Une page africaine de la Genèse

23/7/1965

 

Cette histoire, elle est contée par M. Hampate Ba, le sage musulman du Mali, ethnologue et sociologue très averti au surplus. Celui-ci la tient pour vécue, d'un témoignage digne de foi, et la cite en exemple de la noblesse morale à laquelle peut atteindre l'Animisme. Pour moi, chrétien, j'y verrai plus : une pierre d'attente du christianisme, sa préparation et comme une page africaine de la Genèse : à la lire on n'est pas surpris que Paul IV ait pu déclarer que « le christianisme trouve en Afrique une prédestination particulière ».

Je vais tenter de la résumer, renvoyant le lecteur au récit complet que les Éditions du Seuil en ont donné dans le volume « Les Religions Africaines Traditionnelles », tiré des Rencontres Internationales de Bouaké. Je demande seulement, ne pouvant en quelques lignes apporter toutes les nuances nécessaires, qu'on situe ce court résumé dans le contexte d'une civilisation qui admettait, comme l'ancien Chanaan, le sacrifice humain et qu'on ne m'accuse pas d'approuver le crime, fut-il rituel ! Mais venons-en au récit : Antandou, grand sacrificateur dogon de Bandiagara au Mali, devait annuellement offrir à Amma, son dieu, une victime humaine de sang blanc, donc Peul,  Arabe ou Touareg. A défaut d'une telle victime, c'est un de ses propres fils qu'il serait contraint d'égorger. Une année la victime de sang blanc vint à manquer. Un fils d'Antandou était déjà désigné, quand une femme Peul s'égara au marché de Bandiagara. Elle apparut la victime de substitution qu'envoyait Amma pour sauver le fils d'Antandou. Mais avertie du danger,  elle se réfugia chez celui-ci invoquant les lois de l'hospitalité. Pour être fidèle à cette règle morale, il ne dénonce pas cette femme ; bien au contraire il la cache renonçant ainsi à sauver son fils. On la découvre, mais toujours fidèle à le loi morale il lui fournit encore le moyen de se sauver, puis revient égorger son propre enfant.

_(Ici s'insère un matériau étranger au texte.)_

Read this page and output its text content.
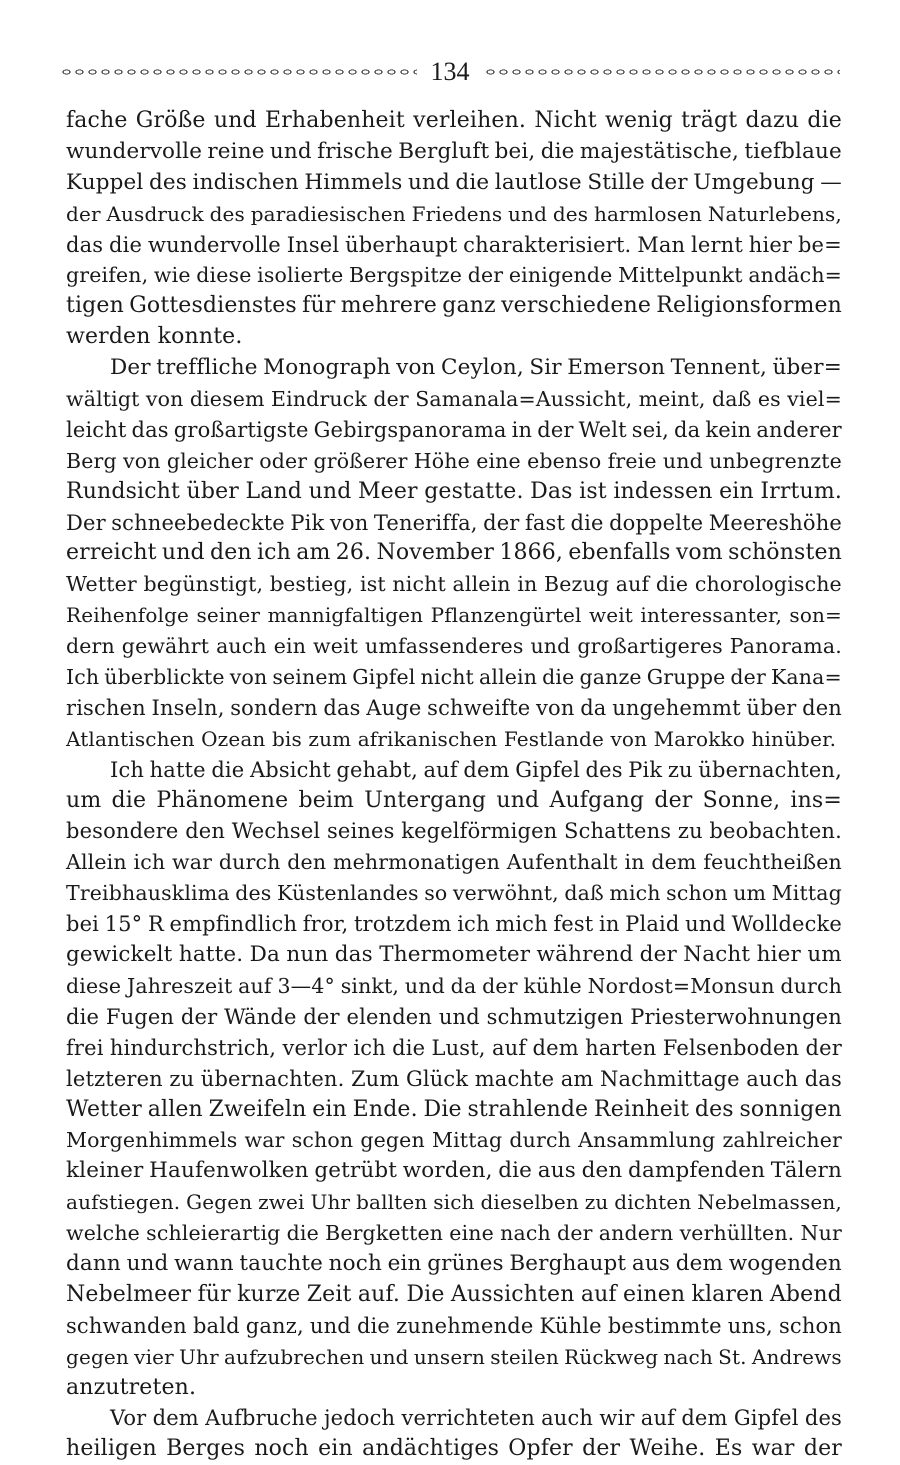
134
fache Größe und Erhabenheit verleihen. Nicht wenig trägt dazu die
wundervolle reine und frische Bergluft bei, die majestätische, tiefblaue
Kuppel des indischen Himmels und die lautlose Stille der Umgebung —
der Ausdruck des paradiesischen Friedens und des harmlosen Naturlebens,
das die wundervolle Insel überhaupt charakterisiert. Man lernt hier be=
greifen, wie diese isolierte Bergspitze der einigende Mittelpunkt andäch=
tigen Gottesdienstes für mehrere ganz verschiedene Religionsformen
werden konnte.
Der treffliche Monograph von Ceylon, Sir Emerson Tennent, über=
wältigt von diesem Eindruck der Samanala=Aussicht, meint, daß es viel=
leicht das großartigste Gebirgspanorama in der Welt sei, da kein anderer
Berg von gleicher oder größerer Höhe eine ebenso freie und unbegrenzte
Rundsicht über Land und Meer gestatte. Das ist indessen ein Irrtum.
Der schneebedeckte Pik von Teneriffa, der fast die doppelte Meereshöhe
erreicht und den ich am 26. November 1866, ebenfalls vom schönsten
Wetter begünstigt, bestieg, ist nicht allein in Bezug auf die chorologische
Reihenfolge seiner mannigfaltigen Pflanzengürtel weit interessanter, son=
dern gewährt auch ein weit umfassenderes und großartigeres Panorama.
Ich überblickte von seinem Gipfel nicht allein die ganze Gruppe der Kana=
rischen Inseln, sondern das Auge schweifte von da ungehemmt über den
Atlantischen Ozean bis zum afrikanischen Festlande von Marokko hinüber.
Ich hatte die Absicht gehabt, auf dem Gipfel des Pik zu übernachten,
um die Phänomene beim Untergang und Aufgang der Sonne, ins=
besondere den Wechsel seines kegelförmigen Schattens zu beobachten.
Allein ich war durch den mehrmonatigen Aufenthalt in dem feuchtheißen
Treibhausklima des Küstenlandes so verwöhnt, daß mich schon um Mittag
bei 15° R empfindlich fror, trotzdem ich mich fest in Plaid und Wolldecke
gewickelt hatte. Da nun das Thermometer während der Nacht hier um
diese Jahreszeit auf 3—4° sinkt, und da der kühle Nordost=Monsun durch
die Fugen der Wände der elenden und schmutzigen Priesterwohnungen
frei hindurchstrich, verlor ich die Lust, auf dem harten Felsenboden der
letzteren zu übernachten. Zum Glück machte am Nachmittage auch das
Wetter allen Zweifeln ein Ende. Die strahlende Reinheit des sonnigen
Morgenhimmels war schon gegen Mittag durch Ansammlung zahlreicher
kleiner Haufenwolken getrübt worden, die aus den dampfenden Tälern
aufstiegen. Gegen zwei Uhr ballten sich dieselben zu dichten Nebelmassen,
welche schleierartig die Bergketten eine nach der andern verhüllten. Nur
dann und wann tauchte noch ein grünes Berghaupt aus dem wogenden
Nebelmeer für kurze Zeit auf. Die Aussichten auf einen klaren Abend
schwanden bald ganz, und die zunehmende Kühle bestimmte uns, schon
gegen vier Uhr aufzubrechen und unsern steilen Rückweg nach St. Andrews
anzutreten.
Vor dem Aufbruche jedoch verrichteten auch wir auf dem Gipfel des
heiligen Berges noch ein andächtiges Opfer der Weihe. Es war der
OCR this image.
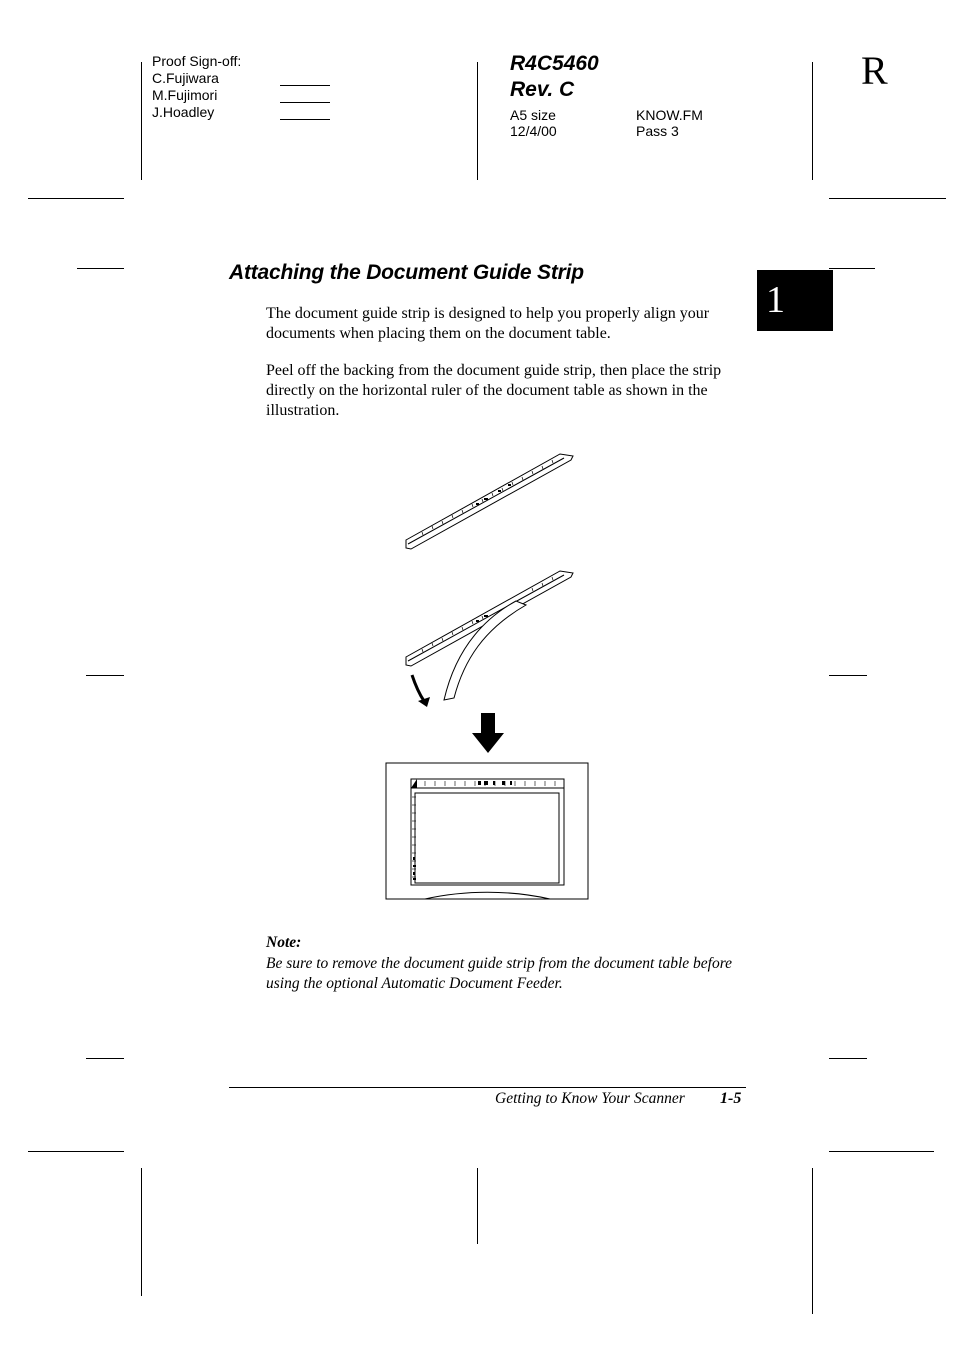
Proof Sign-off:
C.Fujiwara
M.Fujimori
J.Hoadley
R4C5460
Rev. C
A5 size
12/4/00
KNOW.FM
Pass 3
R
1
Attaching the Document Guide Strip
The document guide strip is designed to help you properly align your documents when placing them on the document table.
Peel off the backing from the document guide strip, then place the strip directly on the horizontal ruler of the document table as shown in the illustration.
Note:
Be sure to remove the document guide strip from the document table before using the optional Automatic Document Feeder.
Getting to Know Your Scanner 1-5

Comment, au récit d'une telle histoire, ne pas évoquer Abraham gravissant la montagne de Moria avec le feu, le bois du bûcher et le couteau du sacrifice ? L'histoire, telle que la conte M. Hampate Ba, décrit l'opiniâtreté d'Antandou à suivre contre son propre sang, l'ordre divin d'hospitalité. Le sacrifice d'Abraham a prophétisé le Calvaire : presque deux millénaires après la Passion, le sacrifice d'Antandou n'est-il pas également une prophétie, une annonce au peuple d'Afrique encore dans l'obscurité ? N'est-il pas une prophétie comme différée ?

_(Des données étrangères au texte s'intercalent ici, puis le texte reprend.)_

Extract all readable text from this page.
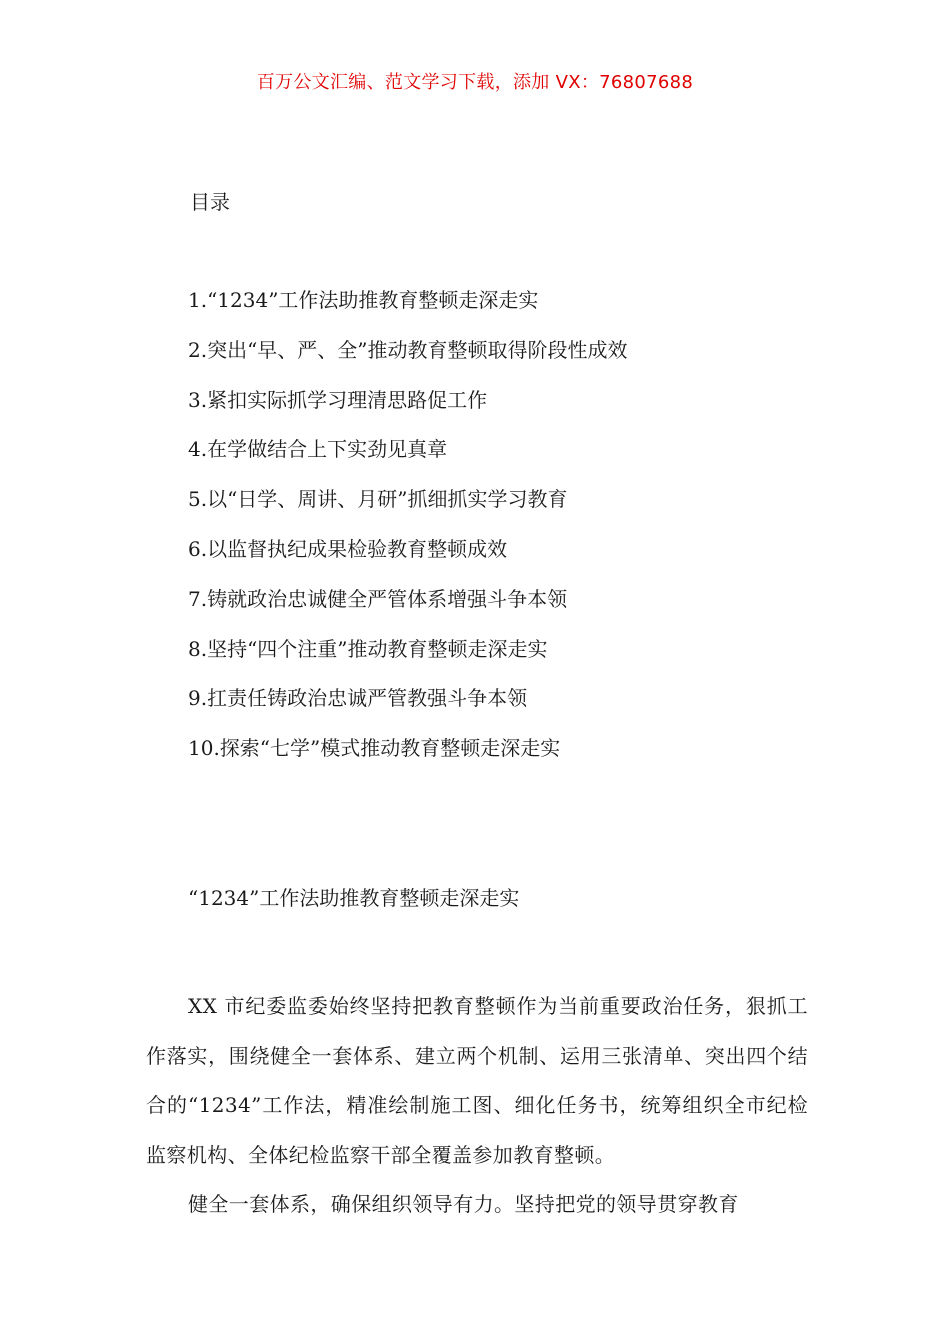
百万公文汇编、范文学习下载，添加 VX：76807688
目录
1.“1234”工作法助推教育整顿走深走实
2.突出“早、严、全”推动教育整顿取得阶段性成效
3.紧扣实际抓学习理清思路促工作
4.在学做结合上下实劲见真章
5.以“日学、周讲、月研”抓细抓实学习教育
6.以监督执纪成果检验教育整顿成效
7.铸就政治忠诚健全严管体系增强斗争本领
8.坚持“四个注重”推动教育整顿走深走实
9.扛责任铸政治忠诚严管教强斗争本领
10.探索“七学”模式推动教育整顿走深走实
“1234”工作法助推教育整顿走深走实

XX 市纪委监委始终坚持把教育整顿作为当前重要政治任务，狠抓工作落实，围绕健全一套体系、建立两个机制、运用三张清单、突出四个结合的“1234”工作法，精准绘制施工图、细化任务书，统筹组织全市纪检监察机构、全体纪检监察干部全覆盖参加教育整顿。

健全一套体系，确保组织领导有力。坚持把党的领导贯穿教育
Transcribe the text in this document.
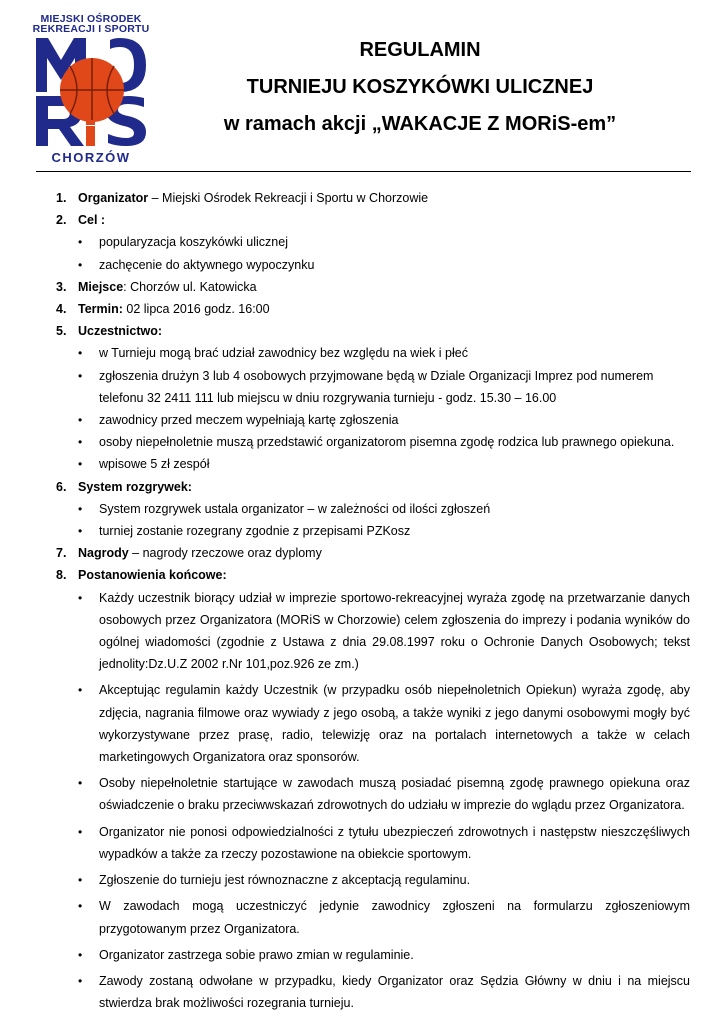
MIEJSKI OŚRODEK
REKREACJI I SPORTU
CHORZÓW
REGULAMIN
TURNIEJU KOSZYKÓWKI ULICZNEJ
w ramach akcji „WAKACJE Z MORiS-em”
1. Organizator – Miejski Ośrodek Rekreacji i Sportu w Chorzowie
2. Cel :
• popularyzacja koszykówki ulicznej
• zachęcenie do aktywnego wypoczynku
3. Miejsce: Chorzów ul. Katowicka
4. Termin: 02 lipca 2016 godz. 16:00
5. Uczestnictwo:
• w Turnieju mogą brać udział zawodnicy bez względu na wiek i płeć
• zgłoszenia drużyn 3 lub 4 osobowych przyjmowane będą w Dziale Organizacji Imprez pod numerem telefonu 32 2411 111 lub miejscu w dniu rozgrywania turnieju - godz. 15.30 – 16.00
• zawodnicy przed meczem wypełniają kartę zgłoszenia
• osoby niepełnoletnie muszą przedstawić organizatorom pisemna zgodę rodzica lub prawnego opiekuna.
• wpisowe 5 zł zespół
6. System rozgrywek:
• System rozgrywek ustala organizator – w zależności od ilości zgłoszeń
• turniej zostanie rozegrany zgodnie z przepisami PZKosz
7. Nagrody – nagrody rzeczowe oraz dyplomy
8. Postanowienia końcowe:
• Każdy uczestnik biorący udział w imprezie sportowo-rekreacyjnej wyraża zgodę na przetwarzanie danych osobowych przez Organizatora (MORiS w Chorzowie) celem zgłoszenia do imprezy i podania wyników do ogólnej wiadomości (zgodnie z Ustawa z dnia 29.08.1997 roku o Ochronie Danych Osobowych; tekst jednolity:Dz.U.Z 2002 r.Nr 101,poz.926 ze zm.)
• Akceptując regulamin każdy Uczestnik (w przypadku osób niepełnoletnich Opiekun) wyraża zgodę, aby zdjęcia, nagrania filmowe oraz wywiady z jego osobą, a także wyniki z jego danymi osobowymi mogły być wykorzystywane przez prasę, radio, telewizję oraz na portalach internetowych a także w celach marketingowych Organizatora oraz sponsorów.
• Osoby niepełnoletnie startujące w zawodach muszą posiadać pisemną zgodę prawnego opiekuna oraz oświadczenie o braku przeciwwskazań zdrowotnych do udziału w imprezie do wglądu przez Organizatora.
• Organizator nie ponosi odpowiedzialności z tytułu ubezpieczeń zdrowotnych i następstw nieszczęśliwych wypadków a także za rzeczy pozostawione na obiekcie sportowym.
• Zgłoszenie do turnieju jest równoznaczne z akceptacją regulaminu.
• W zawodach mogą uczestniczyć jedynie zawodnicy zgłoszeni na formularzu zgłoszeniowym przygotowanym przez Organizatora.
• Organizator zastrzega sobie prawo zmian w regulaminie.
• Zawody zostaną odwołane w przypadku, kiedy Organizator oraz Sędzia Główny w dniu i na miejscu stwierdza brak możliwości rozegrania turnieju.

Parfois nous nous impatientons à sentir si lente la montée du peuple noir vers le Christ. L'histoire d'Antandou, encore une fois authentique, vécue dans ces étranges falaises de Bandiagara tout hérissées de toits pointus par les populations semi-troglodytes, nous réconforte comme un signe des préparations divines. Reflet et image d'Abraham, Antandou hausse la race noire à préfigurer l'immolation du Fils de Dieu. Rassurons donc notre impatience, Il vient.